As we wrap up another July 4th celebration, most of us are a little sluggish the next day due to fireworks continuing late into the night.
For others, the long term consequences of their July 4th celebrations are far more serious with long lasting injuries.
The vast majority of fireworks injuries occur where an individual inadvertently injures him or herself while attempting to light or shoot the fireworks. Sometimes a firework may malfunction, and legal claims may be available for a faulty product that causes injury.
There are also scenarios where you are injured as a spectator. What if you weren’t doing anything at all, completely innocent, but still injured by fireworks shot by your neighbor or at some event you attended?
A 2013 study by the United States Consumer Product Safety Commission reviewed deaths and injuries attributable to fireworks for the previous calendar year. It concluded there were 6 deaths and approximately 8,700 injuries which involved fireworks. The number of average yearly deaths is consistent with the year 2012, showing an average of 6.6 firework deaths per year.
However, the available remedies for fireworks injuries will depend on each specific circumstance.
If a person is injured while personally handling a firework, there may be a remedy if the firework was defective, or malfunctioned (commonly referred to as products liability). One particular hurdle with this type of claim is that the majority of the fireworks are manufactured and built in China. Suing a foreign manufacturer can be difficult and costly, but there is the possibility of bringing suit against downstream sellers of the product, which shifts the burden on the seller to file suit against the manufacturer.

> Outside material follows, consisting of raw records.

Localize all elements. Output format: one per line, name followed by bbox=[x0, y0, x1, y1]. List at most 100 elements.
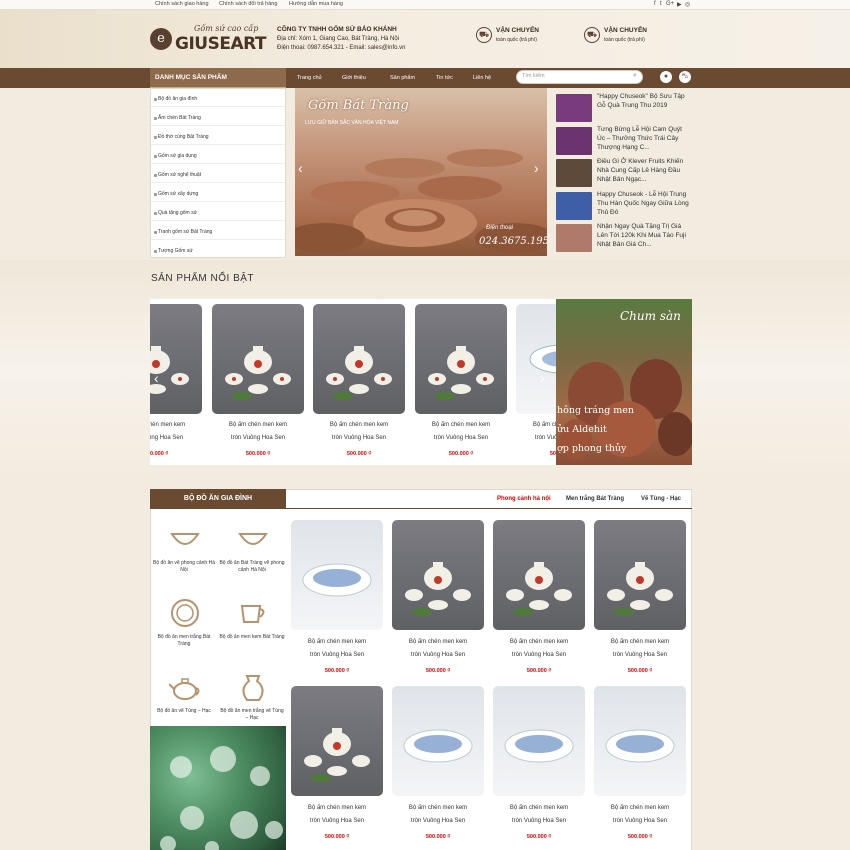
product-name[interactable]: Bộ ấm chén men kem bbox=[487, 802, 591, 815]
product-graphic bbox=[304, 728, 370, 782]
cup-icon-graphic bbox=[240, 605, 265, 623]
category-item[interactable]: Bộ đồ ăn gia đình bbox=[158, 96, 197, 102]
product-name[interactable]: tròn Vuông Hoa Sen bbox=[487, 649, 591, 662]
category-item[interactable]: Gốm sứ gia dụng bbox=[158, 153, 197, 159]
nav-products[interactable]: Sản phẩm bbox=[390, 75, 415, 81]
news-thumbnail[interactable] bbox=[556, 224, 592, 252]
family-category-label[interactable]: Bộ đồ ăn men trắng Bát Tràng bbox=[151, 634, 217, 648]
product-name[interactable]: Bộ ấm chén men kem bbox=[588, 636, 692, 649]
product-graphic bbox=[302, 563, 372, 597]
tableware-graphic bbox=[205, 841, 219, 850]
company-address: Địa chỉ: Xóm 1, Giang Cao, Bát Tràng, Hà… bbox=[277, 36, 400, 42]
logo-icon[interactable]: e bbox=[150, 28, 172, 50]
tab-pine-crane[interactable]: Vẽ Tùng - Hạc bbox=[641, 496, 681, 502]
carousel-prev-icon[interactable]: ‹ bbox=[154, 370, 159, 386]
promo-title: Chum sàn bbox=[620, 309, 681, 323]
product-name[interactable]: tròn Vuông Hoa Sen bbox=[386, 649, 490, 662]
family-category-label[interactable]: Bộ đồ ăn vẽ phong cảnh Hà Nội bbox=[151, 560, 217, 574]
teapot-icon[interactable] bbox=[168, 672, 201, 702]
product-graphic bbox=[506, 562, 572, 616]
tab-white-glaze[interactable]: Men trắng Bát Tràng bbox=[566, 496, 624, 502]
category-bullet-icon bbox=[154, 174, 157, 177]
truck-icon: ⛟ bbox=[584, 27, 600, 43]
category-item[interactable]: Gốm sứ nghệ thuật bbox=[158, 172, 201, 178]
category-item[interactable]: Quà tặng gốm sứ bbox=[158, 210, 197, 216]
product-name[interactable]: Bộ ấm chén men kem bbox=[285, 636, 389, 649]
product-image[interactable] bbox=[594, 520, 686, 630]
plate-icon-graphic bbox=[171, 599, 199, 627]
product-image[interactable] bbox=[493, 686, 585, 796]
product-name[interactable]: tròn Vuông Hoa Sen bbox=[386, 815, 490, 828]
family-category-label[interactable]: Bộ đồ ăn vẽ Tùng – Hạc bbox=[151, 708, 217, 715]
news-title[interactable]: Happy Chuseok - Lễ Hội Trung Thu Hàn Quố… bbox=[597, 190, 689, 218]
product-name[interactable]: tròn Vuông Hoa Sen bbox=[285, 815, 389, 828]
family-category-label[interactable]: Bộ đồ ăn men kem Bát Tràng bbox=[219, 634, 285, 641]
category-bullet-icon bbox=[154, 136, 157, 139]
cup-icon[interactable] bbox=[237, 598, 269, 628]
news-title[interactable]: Điều Gì Ở Klever Fruits Khiến Nhà Cung C… bbox=[597, 157, 689, 185]
product-image[interactable] bbox=[392, 520, 484, 630]
product-image[interactable] bbox=[594, 686, 686, 796]
product-name[interactable]: tròn Vuông Hoa Sen bbox=[588, 815, 692, 828]
logo-text[interactable]: GIUSEART bbox=[175, 34, 267, 54]
logo-tagline: Gốm sứ cao cấp bbox=[194, 24, 259, 33]
product-name[interactable]: tròn Vuông Hoa Sen bbox=[285, 649, 389, 662]
family-category-label[interactable]: Bộ đồ ăn men trắng vẽ Tùng – Hạc bbox=[219, 708, 285, 722]
cart-icon[interactable]: ⛍ bbox=[679, 71, 691, 83]
news-title[interactable]: Nhận Ngay Quà Tặng Trị Giá Lên Tới 120k … bbox=[597, 222, 689, 250]
news-title[interactable]: Tưng Bừng Lễ Hội Cam Quýt Úc – Thưởng Th… bbox=[597, 125, 689, 153]
product-name[interactable]: tròn Vuông Hoa Sen bbox=[588, 649, 692, 662]
product-price: 500.000 ₫ bbox=[425, 834, 451, 840]
main-nav bbox=[0, 68, 850, 88]
category-item[interactable]: Ấm chén Bát Tràng bbox=[158, 115, 201, 121]
search-icon[interactable]: ⌕ bbox=[633, 72, 637, 80]
bowl-outline-icon[interactable] bbox=[237, 524, 269, 554]
category-menu-title[interactable]: DANH MỤC SẢN PHẨM bbox=[150, 68, 286, 88]
news-thumbnail[interactable] bbox=[556, 159, 592, 187]
news-title[interactable]: "Happy Chuseok" Bộ Sưu Tập Gỗ Quà Trung … bbox=[597, 92, 689, 120]
vase-icon[interactable] bbox=[237, 672, 269, 702]
tab-hanoi-scenery[interactable]: Phong cảnh hà nội bbox=[497, 496, 551, 502]
product-name[interactable]: Bộ ấm chén men kem bbox=[285, 802, 389, 815]
product-graphic bbox=[403, 729, 473, 763]
promo-line: ửu Aldehit bbox=[557, 424, 607, 435]
family-side-image[interactable] bbox=[150, 726, 286, 850]
nav-home[interactable]: Trang chủ bbox=[297, 75, 322, 81]
product-image[interactable] bbox=[291, 520, 383, 630]
policy-link-shipping[interactable]: Chính sách giao hàng bbox=[155, 1, 209, 7]
category-item[interactable]: Gốm sứ xây dựng bbox=[158, 191, 198, 197]
youtube-icon[interactable]: ▶ bbox=[677, 1, 682, 8]
banner-prev-icon[interactable]: ‹ bbox=[298, 160, 303, 176]
product-name[interactable]: Bộ ấm chén men kem bbox=[386, 802, 490, 815]
promo-banner[interactable] bbox=[556, 299, 692, 465]
guide-link[interactable]: Hướng dẫn mua hàng bbox=[289, 1, 343, 7]
carousel-next-icon[interactable]: › bbox=[540, 370, 545, 386]
twitter-icon[interactable]: t bbox=[660, 1, 662, 7]
nav-contact[interactable]: Liên hệ bbox=[473, 75, 491, 81]
banner-next-icon[interactable]: › bbox=[534, 160, 539, 176]
news-thumbnail[interactable] bbox=[556, 191, 592, 220]
policy-link-return[interactable]: Chính sách đổi trả hàng bbox=[219, 1, 277, 7]
product-image[interactable] bbox=[493, 520, 585, 630]
bowl-icon[interactable] bbox=[169, 524, 201, 554]
news-thumbnail[interactable] bbox=[556, 126, 592, 155]
nav-news[interactable]: Tin tức bbox=[436, 75, 453, 81]
product-name[interactable]: Bộ ấm chén men kem bbox=[386, 636, 490, 649]
category-divider bbox=[151, 125, 285, 126]
google-plus-icon[interactable]: G+ bbox=[666, 1, 674, 7]
category-item[interactable]: Tượng Gốm sứ bbox=[158, 248, 193, 254]
category-item[interactable]: Tranh gốm sứ Bát Tràng bbox=[158, 229, 212, 235]
facebook-icon[interactable]: f bbox=[654, 1, 656, 7]
plate-icon[interactable] bbox=[169, 598, 201, 628]
product-name[interactable]: tròn Vuông Hoa Sen bbox=[487, 815, 591, 828]
user-icon[interactable]: ● bbox=[660, 71, 672, 83]
product-name[interactable]: Bộ ấm chén men kem bbox=[487, 636, 591, 649]
product-name[interactable]: Bộ ấm chén men kem bbox=[588, 802, 692, 815]
product-image[interactable] bbox=[392, 686, 484, 796]
category-item[interactable]: Đồ thờ cúng Bát Tràng bbox=[158, 134, 209, 140]
instagram-icon[interactable]: ◎ bbox=[685, 1, 690, 8]
family-category-label[interactable]: Bộ đồ ăn Bát Tràng vẽ phong cảnh Hà Nội bbox=[219, 560, 285, 574]
product-image[interactable] bbox=[291, 686, 383, 796]
news-thumbnail[interactable] bbox=[556, 94, 592, 122]
nav-about[interactable]: Giới thiệu bbox=[342, 75, 366, 81]
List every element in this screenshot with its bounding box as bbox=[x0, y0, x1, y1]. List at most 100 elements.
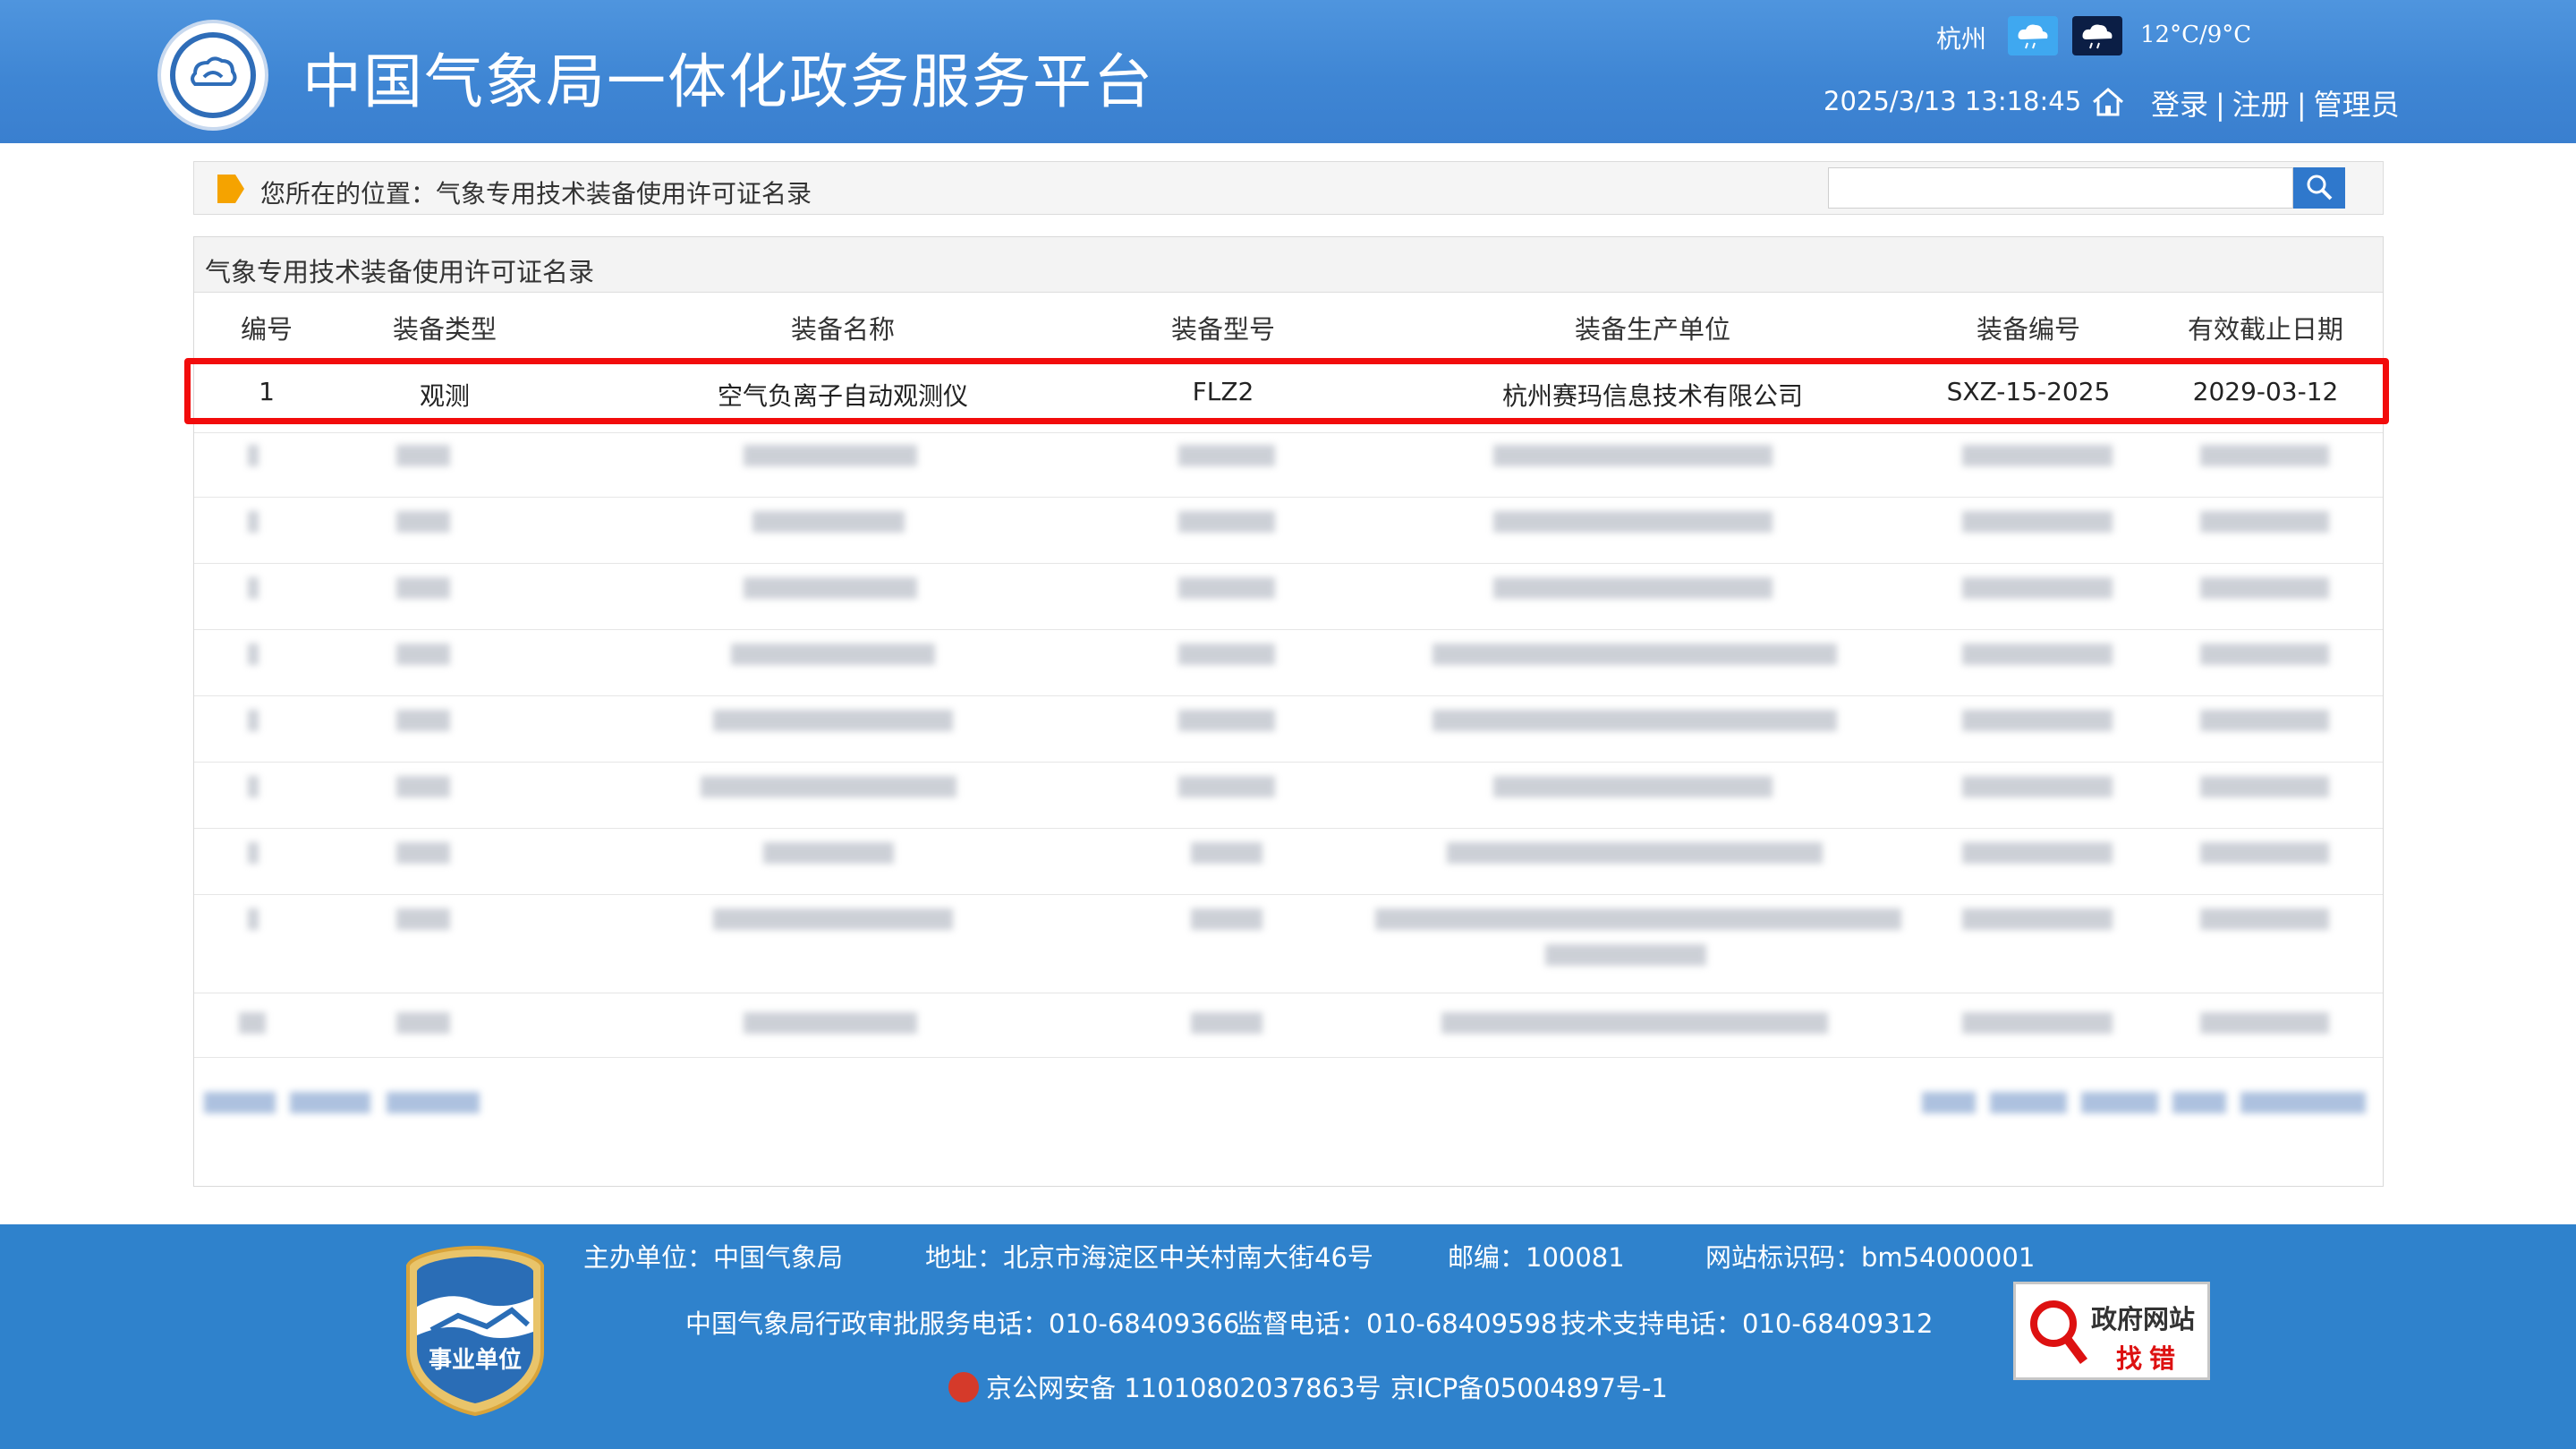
blurred-cell bbox=[2200, 842, 2329, 864]
blurred-cell bbox=[2200, 445, 2329, 466]
magnifier-icon bbox=[2030, 1300, 2087, 1364]
error-site-line1: 政府网站 bbox=[2091, 1304, 2196, 1334]
blurred-cell bbox=[248, 776, 259, 797]
blurred-cell bbox=[1962, 644, 2113, 665]
blurred-cell bbox=[1962, 445, 2113, 466]
blurred-cell bbox=[763, 842, 894, 864]
column-header-name: 装备名称 bbox=[790, 314, 895, 345]
public-institution-badge[interactable]: 事业单位 bbox=[404, 1244, 546, 1416]
footer-service-phone: 中国气象局行政审批服务电话：010-68409366 bbox=[685, 1308, 1240, 1339]
blurred-cell bbox=[248, 644, 259, 665]
blurred-cell bbox=[1178, 776, 1275, 797]
blurred-cell bbox=[2200, 511, 2329, 533]
blurred-cell bbox=[396, 842, 450, 864]
blurred-cell bbox=[1178, 445, 1275, 466]
blurred-cell bbox=[2200, 577, 2329, 599]
blurred-cell bbox=[1433, 644, 1837, 665]
row-divider bbox=[194, 629, 2383, 630]
panel-title: 气象专用技术装备使用许可证名录 bbox=[205, 257, 595, 287]
blurred-cell bbox=[2200, 776, 2329, 797]
blurred-pager-button[interactable] bbox=[2172, 1092, 2226, 1113]
footer-supervise-phone: 监督电话：010-68409598 bbox=[1237, 1308, 1558, 1339]
blurred-cell bbox=[744, 445, 917, 466]
blurred-cell bbox=[1191, 908, 1262, 930]
blurred-pager-button[interactable] bbox=[2081, 1092, 2158, 1113]
site-title: 中国气象局一体化政务服务平台 bbox=[302, 47, 1154, 116]
breadcrumb-label: 您所在的位置： bbox=[260, 179, 437, 209]
blurred-pager-text bbox=[290, 1092, 370, 1113]
blurred-cell bbox=[1962, 511, 2113, 533]
column-header-model: 装备型号 bbox=[1170, 314, 1275, 345]
blurred-cell bbox=[396, 577, 450, 599]
blurred-cell bbox=[1191, 1012, 1262, 1034]
search-button[interactable] bbox=[2293, 167, 2345, 209]
breadcrumb-text: 您所在的位置：气象专用技术装备使用许可证名录 bbox=[260, 175, 812, 210]
blurred-cell bbox=[248, 445, 259, 466]
blurred-cell bbox=[713, 710, 953, 731]
blurred-cell bbox=[1962, 577, 2113, 599]
row-divider bbox=[194, 828, 2383, 829]
blurred-cell bbox=[744, 1012, 917, 1034]
pagination-controls[interactable] bbox=[1922, 1085, 2369, 1117]
blurred-pager-text bbox=[204, 1092, 276, 1113]
weather-temperature: 12°C/9°C bbox=[2140, 21, 2252, 48]
register-link[interactable]: 注册 bbox=[2232, 88, 2290, 122]
blurred-cell bbox=[396, 644, 450, 665]
blurred-cell bbox=[2200, 710, 2329, 731]
blurred-pager-button[interactable] bbox=[1990, 1092, 2067, 1113]
blurred-cell bbox=[1962, 776, 2113, 797]
error-site-line2: 找错 bbox=[2116, 1343, 2183, 1374]
blurred-cell bbox=[752, 511, 905, 533]
weather-city: 杭州 bbox=[1936, 24, 1987, 54]
blurred-cell bbox=[239, 1012, 266, 1034]
blurred-cell bbox=[2200, 908, 2329, 930]
blurred-cell bbox=[1962, 1012, 2113, 1034]
blurred-pager-button[interactable] bbox=[2240, 1092, 2366, 1113]
link-separator: | bbox=[2215, 88, 2225, 122]
row-divider bbox=[194, 1057, 2383, 1058]
blurred-cell bbox=[1962, 710, 2113, 731]
blurred-cell bbox=[713, 908, 953, 930]
footer-address: 地址：北京市海淀区中关村南大街46号 bbox=[925, 1242, 1373, 1273]
logo-cloud-mark bbox=[191, 56, 237, 86]
search-input[interactable] bbox=[1828, 167, 2293, 209]
blurred-cell bbox=[2200, 644, 2329, 665]
blurred-cell bbox=[1178, 710, 1275, 731]
rain-night-icon bbox=[2072, 16, 2122, 55]
blurred-cell bbox=[396, 511, 450, 533]
row-divider bbox=[194, 432, 2383, 433]
column-header-no: 编号 bbox=[240, 314, 293, 345]
blurred-cell bbox=[1447, 842, 1823, 864]
column-header-expiry: 有效截止日期 bbox=[2187, 314, 2343, 345]
footer-icp[interactable]: 京ICP备05004897号-1 bbox=[1390, 1368, 1668, 1405]
row-divider bbox=[194, 497, 2383, 498]
blurred-cell bbox=[1493, 511, 1773, 533]
badge-text: 事业单位 bbox=[429, 1346, 522, 1374]
blurred-cell bbox=[744, 577, 917, 599]
column-header-maker: 装备生产单位 bbox=[1574, 314, 1730, 345]
home-icon[interactable] bbox=[2090, 86, 2126, 118]
blurred-cell bbox=[396, 710, 450, 731]
login-link[interactable]: 登录 bbox=[2151, 88, 2208, 122]
footer-postcode: 邮编：100081 bbox=[1448, 1242, 1625, 1273]
cma-logo[interactable] bbox=[157, 20, 268, 131]
blurred-cell bbox=[396, 908, 450, 930]
blurred-cell bbox=[396, 445, 450, 466]
blurred-cell bbox=[701, 776, 956, 797]
footer-host: 主办单位：中国气象局 bbox=[583, 1242, 844, 1273]
footer-police-record[interactable]: 京公网安备 11010802037863号 bbox=[948, 1368, 1382, 1405]
blurred-cell bbox=[2200, 1012, 2329, 1034]
admin-link[interactable]: 管理员 bbox=[2314, 88, 2400, 122]
current-datetime: 2025/3/13 13:18:45 bbox=[1824, 86, 2082, 116]
search-icon bbox=[2307, 175, 2333, 200]
blurred-cell bbox=[1962, 842, 2113, 864]
blurred-pager-text bbox=[387, 1092, 480, 1113]
blurred-cell bbox=[1375, 908, 1901, 930]
blurred-cell bbox=[248, 842, 259, 864]
row-divider bbox=[194, 695, 2383, 696]
blurred-pager-button[interactable] bbox=[1922, 1092, 1976, 1113]
breadcrumb: 您所在的位置：气象专用技术装备使用许可证名录 bbox=[193, 161, 2384, 215]
gov-site-error-report-button[interactable]: 政府网站 找错 bbox=[2013, 1282, 2210, 1380]
breadcrumb-flag-icon bbox=[217, 175, 244, 203]
police-record-text[interactable]: 京公网安备 11010802037863号 bbox=[986, 1373, 1382, 1403]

Innocent bystanders may also have a legal claim. Finding out who is responsible for the fireworks, the display, and the promotion of the fireworks show is the first step in evaluating the various remedies. Injury claims by spectators will generally fall under a negligence or strict liability theory. However, if the defendant is a municipality or governmental body (such as a town or school), your claim may be subject to the Oklahoma Governmental Tort Claim Act (OGTCA). Our attorneys are well versed in the OGTCA and the claims presentation process.
Spectators who suffer injuries by fireworks may also have a negligence claim against an individual fireworks company contracted to provide the pyrotechnic display. Often times, proper protocols, permits, and inspections are not followed or ignored. Know your rights as an injured person.